Virgilio Guidi et Zoran Mušič : l’exposition « La peinture entre lumière et ténèbres » à Riva del Garda

L’exposition Virgilio Guidi et Zoran Mušič ouvrira le samedi 5 septembre 2026 à 18 h 30 dans la Sala Civica « G. Craffonara » de Riva del Garda. Présentée aux Giardini di Porta Orientale, elle restera ouverte jusqu’au 22 septembre.
L’exposition Virgilio Guidi et Zoran Mušič ouvrira le samedi 5 septembre 2026 à 18 h 30 dans la Sala Civica « G. Craffonara » de Riva del Garda, aux Giardini di Porta Orientale. Intitulée « La peinture entre lumière et ténèbres », elle sera présentée par Maria Luisa Crosina et restera ouverte jusqu’au 22 septembre.
Le parcours réunit des œuvres de Virgilio Guidi et de Zoran Mušič, deux artistes liés à Venise et engagés dans une recherche picturale capable de traverser les dimensions lumineuses comme les zones plus douloureuses de l’expérience humaine.
Guidi, né à Rome en 1891 et mort à Venise en 1984, avait son atelier sur le bassin de Saint-Marc, où il observa longuement la lumière de la lagune se reflétant sur l’eau. Après avoir quitté l’Académie, il se consacra à l’étude des maîtres du passé et participa aux principales expositions collectives de son époque, notamment aux Biennales de Venise. Il fut l’un des représentants de Valori plastici et du Novecento italien, avant de se rapprocher du mouvement spatialiste. En 1935, il commença à enseigner à l’Académie des beaux-arts de Bologne, où il resta jusqu’en 1944.

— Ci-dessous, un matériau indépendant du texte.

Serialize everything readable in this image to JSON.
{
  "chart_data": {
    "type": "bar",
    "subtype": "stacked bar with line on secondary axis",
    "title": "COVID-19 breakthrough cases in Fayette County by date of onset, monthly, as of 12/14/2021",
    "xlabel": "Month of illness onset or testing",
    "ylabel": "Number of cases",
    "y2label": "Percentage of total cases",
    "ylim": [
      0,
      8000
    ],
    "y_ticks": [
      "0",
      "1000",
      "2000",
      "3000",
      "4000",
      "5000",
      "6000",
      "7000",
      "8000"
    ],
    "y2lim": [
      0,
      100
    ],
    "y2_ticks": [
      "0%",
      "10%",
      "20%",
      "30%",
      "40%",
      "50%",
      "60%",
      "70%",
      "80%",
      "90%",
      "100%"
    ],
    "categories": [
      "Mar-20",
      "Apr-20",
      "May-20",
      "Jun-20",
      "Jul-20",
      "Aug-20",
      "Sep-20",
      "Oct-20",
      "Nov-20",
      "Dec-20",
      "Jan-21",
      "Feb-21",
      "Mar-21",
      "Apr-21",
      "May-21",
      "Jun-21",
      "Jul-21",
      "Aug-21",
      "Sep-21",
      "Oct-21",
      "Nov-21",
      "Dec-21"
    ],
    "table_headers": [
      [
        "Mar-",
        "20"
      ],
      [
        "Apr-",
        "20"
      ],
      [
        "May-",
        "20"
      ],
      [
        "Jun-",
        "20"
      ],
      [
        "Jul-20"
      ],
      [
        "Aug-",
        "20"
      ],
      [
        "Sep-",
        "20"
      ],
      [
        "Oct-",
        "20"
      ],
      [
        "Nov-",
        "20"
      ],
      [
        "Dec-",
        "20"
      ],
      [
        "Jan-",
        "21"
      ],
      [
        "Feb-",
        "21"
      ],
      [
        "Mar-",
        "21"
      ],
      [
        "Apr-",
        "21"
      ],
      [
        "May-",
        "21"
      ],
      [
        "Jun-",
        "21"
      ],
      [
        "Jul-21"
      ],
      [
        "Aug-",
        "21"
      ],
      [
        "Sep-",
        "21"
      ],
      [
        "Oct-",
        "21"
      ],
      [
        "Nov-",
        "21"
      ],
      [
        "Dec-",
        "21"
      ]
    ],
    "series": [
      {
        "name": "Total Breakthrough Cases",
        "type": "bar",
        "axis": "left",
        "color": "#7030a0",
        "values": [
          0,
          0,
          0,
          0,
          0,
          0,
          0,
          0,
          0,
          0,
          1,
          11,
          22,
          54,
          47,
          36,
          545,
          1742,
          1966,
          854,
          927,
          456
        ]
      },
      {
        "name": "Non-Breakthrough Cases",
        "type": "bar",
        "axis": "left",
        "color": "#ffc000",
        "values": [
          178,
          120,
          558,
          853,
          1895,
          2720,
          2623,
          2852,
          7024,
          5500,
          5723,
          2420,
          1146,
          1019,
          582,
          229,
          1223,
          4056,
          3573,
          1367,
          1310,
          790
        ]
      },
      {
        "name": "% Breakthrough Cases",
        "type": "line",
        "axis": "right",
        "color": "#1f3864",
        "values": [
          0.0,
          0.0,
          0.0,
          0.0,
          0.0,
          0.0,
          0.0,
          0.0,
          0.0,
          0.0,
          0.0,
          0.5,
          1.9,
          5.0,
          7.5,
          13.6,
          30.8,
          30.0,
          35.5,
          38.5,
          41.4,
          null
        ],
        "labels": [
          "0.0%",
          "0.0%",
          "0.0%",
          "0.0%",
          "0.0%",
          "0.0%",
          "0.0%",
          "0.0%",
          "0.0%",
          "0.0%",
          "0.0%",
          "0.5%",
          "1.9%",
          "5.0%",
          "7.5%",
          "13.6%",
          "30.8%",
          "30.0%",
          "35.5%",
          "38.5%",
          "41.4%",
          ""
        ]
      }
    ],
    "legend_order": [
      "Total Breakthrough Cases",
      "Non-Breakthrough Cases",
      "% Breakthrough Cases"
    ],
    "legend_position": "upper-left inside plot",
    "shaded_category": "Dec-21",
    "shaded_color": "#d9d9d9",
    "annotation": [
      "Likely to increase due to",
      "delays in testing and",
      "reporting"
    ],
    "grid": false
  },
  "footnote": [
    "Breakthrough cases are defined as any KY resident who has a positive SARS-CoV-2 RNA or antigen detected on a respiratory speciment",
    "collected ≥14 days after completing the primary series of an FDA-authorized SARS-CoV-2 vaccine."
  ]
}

À partir de 1946, il développa une importante activité graphique, avec des cycles consacrés aux « Visites », aux « Marines » et aux « Figures dans l’espace ». Sa recherche s’éloigna progressivement de l’art figuratif, passant de la lumière « méridienne » à la lumière « spatiale » et « cosmique », jusqu’aux cycles « Ciel ancien », « Angoisses », « Jugements », « Tumultes », « La prisonnière » et « L’homme et le ciel ».
Zoran Mušič, né à Boccavizza en 1909 et mort à Venise en 2005, est connu pour ses paysages avec des chevaux et pour ses vues de Venise enveloppées d’atmosphères monochromes. En 1944, la Gestapo l’arrêta en raison de ses liens avec des représentants de la résistance slovène et le déporta d’abord à la Risiera di San Sabba, puis à Dachau.
À partir des années 1970, il transposa en peinture le cycle « Nous ne sommes pas les derniers », consacré à l’horreur de la Shoah et fondé sur les dessins réalisés et cachés pendant sa déportation. Au cours de ses dernières années, sa recherche se concentra également sur les intérieurs, les cathédrales, les portraits de son épouse Ida Cadorin Barbarigo et les autoportraits, construits avec quelques traits essentiels et une palette dominée par le blanc, le noir, les tons terre et le rouge.